Maybe that’s what all alliances are—sacrifices made in public for benefits paid in private.
"We’ll be all right," Connor says. He leans in, presses his mouth close to my ear. "You and me. We’re the only ones who never lied."
I close my eyes for a beat, breathe in the scents of smoke and aftershave, the trace of sweat on his skin. It centers me. He centers me. Being near him, allowing his arms to wrap around me, and my heart thrumming in my chest with his name written on each beat.
Connor turns toward me fully and both of his arms wrap around me. "We don’t have to make this political when it’s just us." His hand curls around my ear, and I know he's securing a loose hair. I raise my hands up and lock them behind his neck.
I study him. His eyes are tired, rimmed red from too little sleep, too much pain. But they’re steady.
"We made this choice before anyone asked us to," I say.
"Then let them think it was theirs… But tell me one last time that it's yours?" His voice is low, steadier than I expect, and something in the way he holds me shifts—like he’s bracing for more than words.
I pull back enough to meet his gaze fully. "It’s always been mine," I say. "Even before I knew what it meant."
His throat works around the weight of that answer. He nods, just once, then reaches into his coat pocket. I think it’s a gesture—some idle movement—but then I see a ring—no box, just gold, simple and adorned with one decent diamond in a low setting.
"I was going to wait," he says. "Until after. But I don’t want to wait anymore. Not when everything’s finally been put down. My heart needs to know, Nora."

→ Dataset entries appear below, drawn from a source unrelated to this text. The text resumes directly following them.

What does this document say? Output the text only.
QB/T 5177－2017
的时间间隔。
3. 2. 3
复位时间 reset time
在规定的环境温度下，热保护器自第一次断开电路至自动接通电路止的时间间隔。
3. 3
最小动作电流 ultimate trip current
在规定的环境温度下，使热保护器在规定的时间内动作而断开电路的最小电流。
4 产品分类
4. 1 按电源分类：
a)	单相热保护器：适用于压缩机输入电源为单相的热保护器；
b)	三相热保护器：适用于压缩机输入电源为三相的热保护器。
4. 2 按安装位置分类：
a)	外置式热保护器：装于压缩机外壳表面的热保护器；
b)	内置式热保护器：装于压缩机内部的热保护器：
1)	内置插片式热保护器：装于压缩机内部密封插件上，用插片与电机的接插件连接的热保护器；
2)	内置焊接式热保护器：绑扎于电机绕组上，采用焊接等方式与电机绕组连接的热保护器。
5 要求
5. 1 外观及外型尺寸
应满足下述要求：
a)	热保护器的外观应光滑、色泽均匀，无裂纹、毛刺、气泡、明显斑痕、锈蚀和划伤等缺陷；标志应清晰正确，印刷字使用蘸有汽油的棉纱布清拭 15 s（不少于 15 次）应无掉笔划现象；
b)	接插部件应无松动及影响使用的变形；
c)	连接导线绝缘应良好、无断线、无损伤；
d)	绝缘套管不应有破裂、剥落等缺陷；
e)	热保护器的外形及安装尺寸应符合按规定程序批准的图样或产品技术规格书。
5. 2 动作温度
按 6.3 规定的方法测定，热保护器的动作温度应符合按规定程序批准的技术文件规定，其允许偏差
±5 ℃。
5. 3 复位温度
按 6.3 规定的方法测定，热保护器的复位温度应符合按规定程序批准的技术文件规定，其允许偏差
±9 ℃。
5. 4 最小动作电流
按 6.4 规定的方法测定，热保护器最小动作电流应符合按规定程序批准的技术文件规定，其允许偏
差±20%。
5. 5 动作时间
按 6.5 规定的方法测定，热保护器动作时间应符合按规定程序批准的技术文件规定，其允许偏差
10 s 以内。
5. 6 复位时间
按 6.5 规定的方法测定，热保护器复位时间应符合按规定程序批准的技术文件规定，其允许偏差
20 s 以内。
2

My breath catches, and I feel tears well up as he holds the band between our faces. It's beautiful, exactly my style. I never thought this was part of the arrangement, and I didn't agree to it just to bring peace. I love Connor, and I want him, but this—it's unbelievable.
"You didn’t get a choice when they arranged your first engagement. You didn’t get a voice in most of this war. But I’m asking now. Not as a condition. Not for peace. Just for us."
His fingers tighten slightly around mine.
"Nora Fitzpatrick, will you marry me? Not for a treaty, but because you still look at me the same way, even after everything?"